The first time, I'd cornered a punk I'd been tagging for a sleepless week in a dive tavern's restroom.
He'd been picked up a few months before on a Murder One for a despicable and senseless series of perversions he'd enacted
with an unwilling ten-year-old boy who had passed from this earth in a manner which no child deserved.
On the street five weeks later on a technical, the blues had tried to wave me off, but they knew better:
what a technical meant to me was that it was my turn.


I'd been hired by the boy's father, who could not afford me.
The anguish that sat in that man's eyes, my contempt for all things "technical," and my lack of sleep
had all combined into a rank stew which had fouled my mood, to put it mildly.
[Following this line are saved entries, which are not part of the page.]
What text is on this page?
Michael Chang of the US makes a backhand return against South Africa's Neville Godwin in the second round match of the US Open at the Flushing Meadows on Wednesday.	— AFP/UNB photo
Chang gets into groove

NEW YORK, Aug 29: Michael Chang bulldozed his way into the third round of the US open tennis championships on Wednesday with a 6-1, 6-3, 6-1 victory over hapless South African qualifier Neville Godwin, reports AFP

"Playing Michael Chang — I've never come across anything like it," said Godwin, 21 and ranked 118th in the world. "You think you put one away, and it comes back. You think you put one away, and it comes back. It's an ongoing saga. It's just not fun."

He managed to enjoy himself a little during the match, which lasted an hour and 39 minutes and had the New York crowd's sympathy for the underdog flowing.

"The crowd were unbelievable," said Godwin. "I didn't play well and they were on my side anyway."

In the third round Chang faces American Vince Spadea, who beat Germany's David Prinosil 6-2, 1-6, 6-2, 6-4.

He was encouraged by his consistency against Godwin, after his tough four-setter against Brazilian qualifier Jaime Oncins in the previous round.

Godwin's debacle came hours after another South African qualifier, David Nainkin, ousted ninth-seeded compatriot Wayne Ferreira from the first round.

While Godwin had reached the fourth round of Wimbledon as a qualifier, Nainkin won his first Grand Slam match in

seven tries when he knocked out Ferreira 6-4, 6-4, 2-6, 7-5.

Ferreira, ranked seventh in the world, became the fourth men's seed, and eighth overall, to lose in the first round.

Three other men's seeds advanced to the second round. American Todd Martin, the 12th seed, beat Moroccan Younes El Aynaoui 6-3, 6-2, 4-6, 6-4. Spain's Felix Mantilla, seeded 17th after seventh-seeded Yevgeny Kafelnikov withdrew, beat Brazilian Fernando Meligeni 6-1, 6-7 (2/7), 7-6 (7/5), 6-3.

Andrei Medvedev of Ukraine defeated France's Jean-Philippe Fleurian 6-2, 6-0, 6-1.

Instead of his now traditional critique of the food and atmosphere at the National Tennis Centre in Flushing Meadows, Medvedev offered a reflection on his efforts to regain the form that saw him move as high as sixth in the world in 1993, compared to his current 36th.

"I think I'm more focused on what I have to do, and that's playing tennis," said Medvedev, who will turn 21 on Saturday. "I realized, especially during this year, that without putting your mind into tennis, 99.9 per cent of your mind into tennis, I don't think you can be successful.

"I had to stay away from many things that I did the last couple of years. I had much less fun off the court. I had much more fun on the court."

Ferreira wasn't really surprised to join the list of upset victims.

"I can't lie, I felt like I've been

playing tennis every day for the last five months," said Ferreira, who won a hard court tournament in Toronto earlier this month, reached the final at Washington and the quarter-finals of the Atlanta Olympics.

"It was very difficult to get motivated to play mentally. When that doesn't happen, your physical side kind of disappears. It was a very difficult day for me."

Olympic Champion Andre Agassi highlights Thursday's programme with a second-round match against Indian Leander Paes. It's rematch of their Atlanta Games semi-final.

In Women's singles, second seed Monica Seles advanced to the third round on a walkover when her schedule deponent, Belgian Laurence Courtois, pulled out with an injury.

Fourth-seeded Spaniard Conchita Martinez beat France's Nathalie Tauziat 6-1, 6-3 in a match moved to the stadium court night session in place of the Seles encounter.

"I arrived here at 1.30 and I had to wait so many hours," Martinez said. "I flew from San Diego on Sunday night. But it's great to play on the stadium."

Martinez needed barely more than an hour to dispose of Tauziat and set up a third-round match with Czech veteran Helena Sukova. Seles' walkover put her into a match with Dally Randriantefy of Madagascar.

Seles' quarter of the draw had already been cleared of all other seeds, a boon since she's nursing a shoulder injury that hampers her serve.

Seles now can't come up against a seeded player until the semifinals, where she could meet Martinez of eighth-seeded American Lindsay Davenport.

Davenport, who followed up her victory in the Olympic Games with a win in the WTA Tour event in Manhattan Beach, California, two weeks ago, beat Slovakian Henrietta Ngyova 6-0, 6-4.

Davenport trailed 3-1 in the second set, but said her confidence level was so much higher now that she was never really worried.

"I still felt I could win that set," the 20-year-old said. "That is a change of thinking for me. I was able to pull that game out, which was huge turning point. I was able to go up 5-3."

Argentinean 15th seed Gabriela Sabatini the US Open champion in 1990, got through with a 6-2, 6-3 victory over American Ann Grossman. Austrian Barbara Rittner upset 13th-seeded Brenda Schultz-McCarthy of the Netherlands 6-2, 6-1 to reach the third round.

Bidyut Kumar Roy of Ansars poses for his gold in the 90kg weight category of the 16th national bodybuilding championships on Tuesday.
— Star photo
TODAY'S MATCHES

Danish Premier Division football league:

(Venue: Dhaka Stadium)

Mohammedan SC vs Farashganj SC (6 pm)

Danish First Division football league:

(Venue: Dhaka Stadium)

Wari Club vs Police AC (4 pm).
When the fuck realized he'd walked in through the only door and saw me behind him blocking it,
when the steady labored pump of my breathing spelled out a-t-l-a-s-t,
when he'd counted the third bead of cold sweat roll off my chin,
he tried to run through the back wall, and failed.
He was trying to claw a fast hole through the plaster when I caught him up by the scruff
and brought him down hard and screaming on the toilet bowl.
Droplets of blood spattered the water.
His mouth fell open around the rim, and a low moan came creeping out.
I pushed my heel through the back of his head,
heard teeth dropping with a gentle clatter to the floor,
and the bowl was awash in red.


I smiled.
I did not bill my client.
Really lovely.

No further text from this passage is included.